Sometimes the web site talks about “1-8 million gallons” per job, and then later says a well can be fractured up to 18 times. When we get those multistage jobs, each frac is not going to be 1-8 million gallons. So, don’t multiply 18 x that huge job size. An 18-stage job can be millions of gallons, but each stage in that job isn’t.
Fracturing Site: I’m not going to contest the 40,000 gals of chemicals. Yet, not all of those 40,000 gals of chemicals are lethal, carcinogenic, etc.
Fracking Fluid: 600 chemicals? All at the same time? Let’s see, if we have two blender trucks out there, each with 2 dry-adds and 4 liquid-adds, I’m an engineer so get the calculator, but I get 12.
Down 10000 ft: Nothing to quibble with here.
The Math: Again, I dispute the 8 x 18 in that math. We can get as high as 25, maybe even 30 stages in a job, but in those cases each of those stages is not 8 million or even 1 million gallons.
Shale Fracturing: YES! That’s what we want! Shale is naturally impermeable, and all that gas can’t get out unless we do something about it.
Contamination: see the original post about contamination. Proper well construction alleviates it.
Drinking Water: And where it happens, the oil and gas industry should be responsible.
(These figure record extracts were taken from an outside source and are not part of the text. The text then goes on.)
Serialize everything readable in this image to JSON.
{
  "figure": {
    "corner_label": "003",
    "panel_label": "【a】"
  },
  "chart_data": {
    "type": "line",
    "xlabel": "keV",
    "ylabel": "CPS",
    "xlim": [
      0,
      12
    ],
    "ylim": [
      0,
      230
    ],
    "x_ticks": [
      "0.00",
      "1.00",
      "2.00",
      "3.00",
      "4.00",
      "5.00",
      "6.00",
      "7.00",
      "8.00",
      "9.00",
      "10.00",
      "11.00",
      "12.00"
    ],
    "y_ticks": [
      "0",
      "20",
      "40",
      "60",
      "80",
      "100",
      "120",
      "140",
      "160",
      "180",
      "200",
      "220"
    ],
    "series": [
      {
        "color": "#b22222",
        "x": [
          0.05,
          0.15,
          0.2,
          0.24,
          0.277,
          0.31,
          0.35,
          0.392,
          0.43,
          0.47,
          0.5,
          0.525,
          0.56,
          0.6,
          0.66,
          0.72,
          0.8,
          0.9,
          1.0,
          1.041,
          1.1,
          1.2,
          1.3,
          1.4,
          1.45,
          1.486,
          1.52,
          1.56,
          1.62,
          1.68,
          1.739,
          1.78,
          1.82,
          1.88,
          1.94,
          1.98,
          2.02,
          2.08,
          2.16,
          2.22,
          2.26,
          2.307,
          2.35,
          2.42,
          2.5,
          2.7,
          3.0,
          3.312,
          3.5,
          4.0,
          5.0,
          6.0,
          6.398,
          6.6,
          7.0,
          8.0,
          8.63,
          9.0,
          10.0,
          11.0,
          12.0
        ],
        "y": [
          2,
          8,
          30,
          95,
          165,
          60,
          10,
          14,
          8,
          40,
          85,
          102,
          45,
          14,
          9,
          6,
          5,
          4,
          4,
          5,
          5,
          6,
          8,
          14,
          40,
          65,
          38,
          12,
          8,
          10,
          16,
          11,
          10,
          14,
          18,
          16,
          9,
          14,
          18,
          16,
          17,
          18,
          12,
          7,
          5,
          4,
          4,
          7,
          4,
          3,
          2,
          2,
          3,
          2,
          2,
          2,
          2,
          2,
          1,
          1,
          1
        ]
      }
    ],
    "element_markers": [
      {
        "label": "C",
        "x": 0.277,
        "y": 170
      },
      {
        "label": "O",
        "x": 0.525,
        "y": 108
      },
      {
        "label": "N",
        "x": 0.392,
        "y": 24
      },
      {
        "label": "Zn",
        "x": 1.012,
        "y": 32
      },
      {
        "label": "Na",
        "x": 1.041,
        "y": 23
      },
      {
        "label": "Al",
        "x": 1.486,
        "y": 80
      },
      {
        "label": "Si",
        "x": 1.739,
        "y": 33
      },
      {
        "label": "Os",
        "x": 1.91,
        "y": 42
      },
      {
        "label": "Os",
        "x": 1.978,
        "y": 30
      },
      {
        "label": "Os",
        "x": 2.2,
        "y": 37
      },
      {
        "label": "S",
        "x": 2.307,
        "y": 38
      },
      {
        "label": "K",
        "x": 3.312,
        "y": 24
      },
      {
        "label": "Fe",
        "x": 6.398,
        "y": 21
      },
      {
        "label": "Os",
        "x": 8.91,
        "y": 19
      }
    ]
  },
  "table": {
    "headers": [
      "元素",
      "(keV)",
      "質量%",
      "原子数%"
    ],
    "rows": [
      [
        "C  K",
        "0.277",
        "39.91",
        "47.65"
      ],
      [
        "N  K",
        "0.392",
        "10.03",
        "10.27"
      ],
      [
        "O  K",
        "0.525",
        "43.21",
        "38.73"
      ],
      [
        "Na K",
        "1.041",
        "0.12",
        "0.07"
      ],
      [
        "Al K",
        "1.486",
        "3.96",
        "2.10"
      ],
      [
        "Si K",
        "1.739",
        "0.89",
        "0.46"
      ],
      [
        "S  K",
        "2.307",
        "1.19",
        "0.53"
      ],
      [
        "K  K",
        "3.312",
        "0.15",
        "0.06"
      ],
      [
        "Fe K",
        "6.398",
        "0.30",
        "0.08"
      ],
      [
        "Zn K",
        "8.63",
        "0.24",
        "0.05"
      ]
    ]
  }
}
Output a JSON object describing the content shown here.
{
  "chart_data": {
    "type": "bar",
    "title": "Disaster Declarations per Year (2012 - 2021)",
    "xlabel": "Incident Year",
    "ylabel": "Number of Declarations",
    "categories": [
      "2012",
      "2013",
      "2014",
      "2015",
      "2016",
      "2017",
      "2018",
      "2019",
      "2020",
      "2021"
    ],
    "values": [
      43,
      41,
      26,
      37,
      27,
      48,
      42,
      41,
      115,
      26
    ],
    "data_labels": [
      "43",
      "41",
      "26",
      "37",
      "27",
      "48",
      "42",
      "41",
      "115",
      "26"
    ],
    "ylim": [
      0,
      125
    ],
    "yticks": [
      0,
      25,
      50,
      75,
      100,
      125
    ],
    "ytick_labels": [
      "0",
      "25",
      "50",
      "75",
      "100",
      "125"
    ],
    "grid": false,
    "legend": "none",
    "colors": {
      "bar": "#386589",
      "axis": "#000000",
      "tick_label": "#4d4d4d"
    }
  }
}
Left Behind: The 30%-50% is water, sand, and chemicals, not just chemicals. Water and sand make up 90-95% of a treatment, so the amount of chemicals left behind is significantly less.
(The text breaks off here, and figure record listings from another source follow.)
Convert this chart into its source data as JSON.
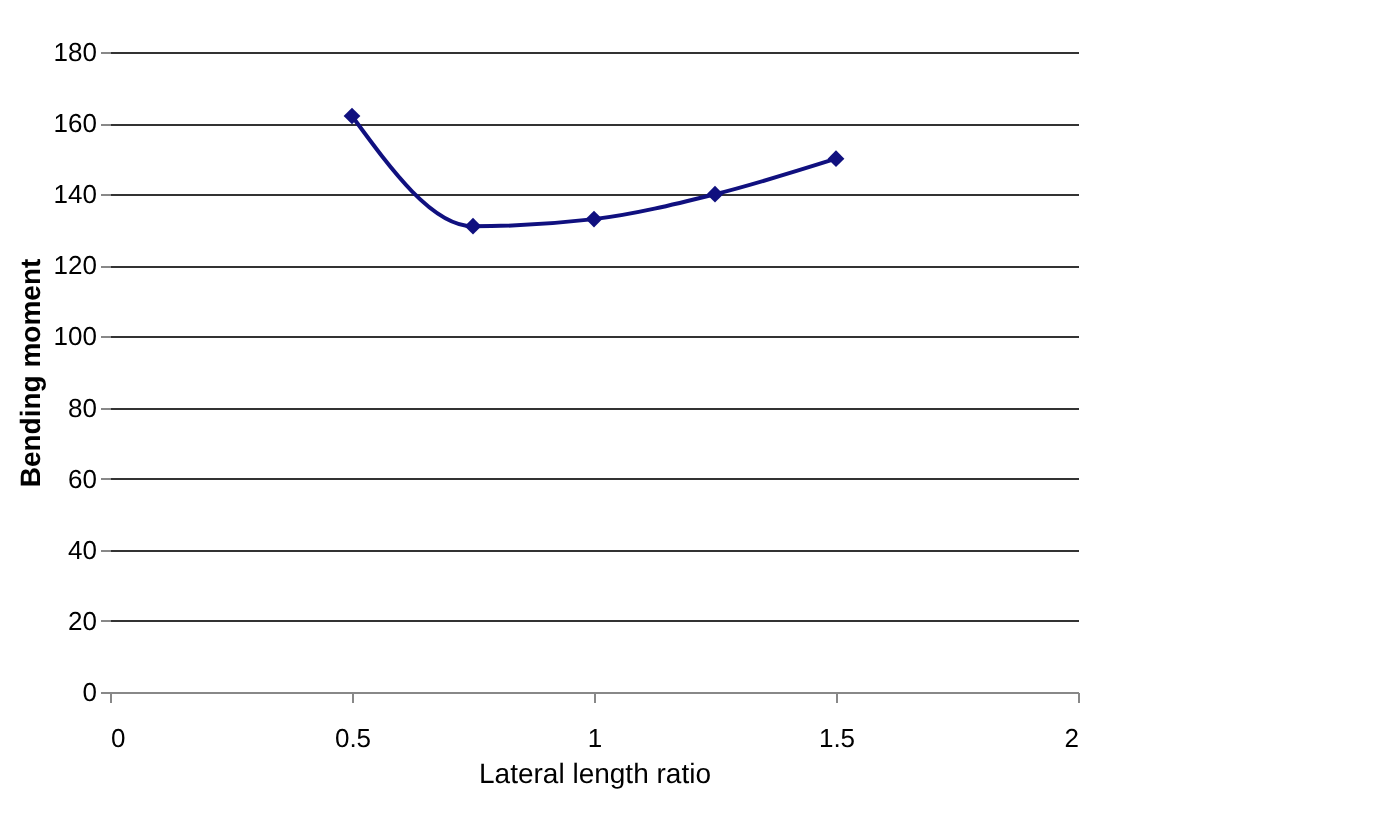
{
  "chart_data": {
    "type": "line",
    "xlabel": "Lateral length ratio",
    "ylabel": "Bending moment",
    "x": [
      0.5,
      0.75,
      1,
      1.25,
      1.5
    ],
    "series": [
      {
        "color": "#10107f",
        "values": [
          162,
          131,
          133,
          140,
          150
        ]
      }
    ],
    "xlim": [
      0,
      2
    ],
    "xticks": [
      0,
      0.5,
      1,
      1.5,
      2
    ],
    "ylim": [
      0,
      180
    ],
    "yticks": [
      0,
      20,
      40,
      60,
      80,
      100,
      120,
      140,
      160,
      180
    ],
    "grid": "y",
    "marker": "diamond",
    "line_style": "solid"
  }
}
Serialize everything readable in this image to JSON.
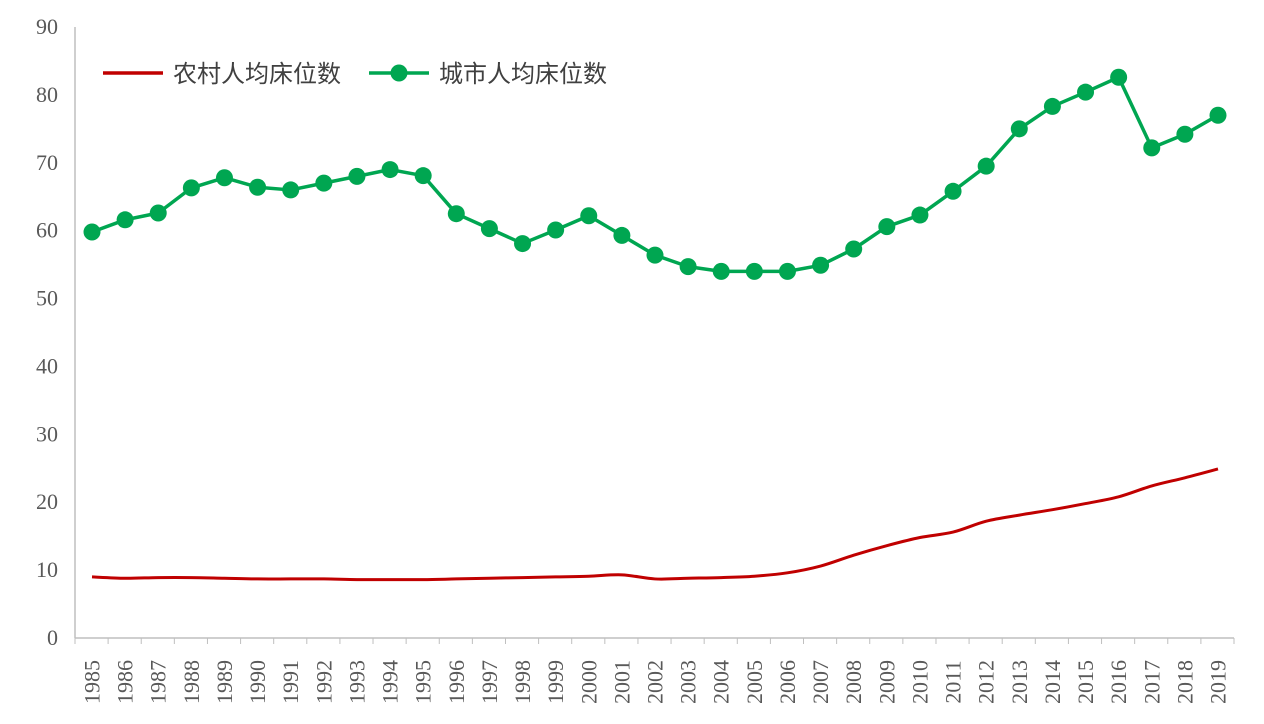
{
  "chart_data": {
    "type": "line",
    "title": "",
    "xlabel": "",
    "ylabel": "",
    "ylim": [
      0,
      90
    ],
    "yticks": [
      0,
      10,
      20,
      30,
      40,
      50,
      60,
      70,
      80,
      90
    ],
    "grid": false,
    "legend_position": "top-left",
    "x": [
      "1985",
      "1986",
      "1987",
      "1988",
      "1989",
      "1990",
      "1991",
      "1992",
      "1993",
      "1994",
      "1995",
      "1996",
      "1997",
      "1998",
      "1999",
      "2000",
      "2001",
      "2002",
      "2003",
      "2004",
      "2005",
      "2006",
      "2007",
      "2008",
      "2009",
      "2010",
      "2011",
      "2012",
      "2013",
      "2014",
      "2015",
      "2016",
      "2017",
      "2018",
      "2019"
    ],
    "series": [
      {
        "name": "农村人均床位数",
        "color": "#C00000",
        "markers": false,
        "values": [
          9.0,
          8.8,
          8.9,
          8.9,
          8.8,
          8.7,
          8.7,
          8.7,
          8.6,
          8.6,
          8.6,
          8.7,
          8.8,
          8.9,
          9.0,
          9.1,
          9.3,
          8.7,
          8.8,
          8.9,
          9.1,
          9.6,
          10.6,
          12.2,
          13.6,
          14.8,
          15.6,
          17.2,
          18.1,
          18.9,
          19.8,
          20.8,
          22.4,
          23.6,
          24.9
        ]
      },
      {
        "name": "城市人均床位数",
        "color": "#00A651",
        "markers": true,
        "values": [
          59.8,
          61.6,
          62.6,
          66.3,
          67.8,
          66.4,
          66.0,
          67.0,
          68.0,
          69.0,
          68.1,
          62.5,
          60.3,
          58.1,
          60.1,
          62.2,
          59.3,
          56.4,
          54.7,
          54.0,
          54.0,
          54.0,
          54.9,
          57.3,
          60.6,
          62.3,
          65.8,
          69.5,
          75.0,
          78.3,
          80.4,
          82.6,
          72.2,
          74.2,
          77.0
        ]
      }
    ]
  }
}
Harmful VOCs: Some jobs have VOCs, and some don’t.
“300,000 barrels of natural gas” — gas is measured in cubic feet, oil is measured in bbls. There is risk, to be sure, but our webmaster seems to like his/her plastic computer and electricity. It would have been nice to ditch the fancy JavaScript and hyperlink the references so I could easily see where all the numbers are coming from, but we’d rather have our paper tiger than a discussion, I guess.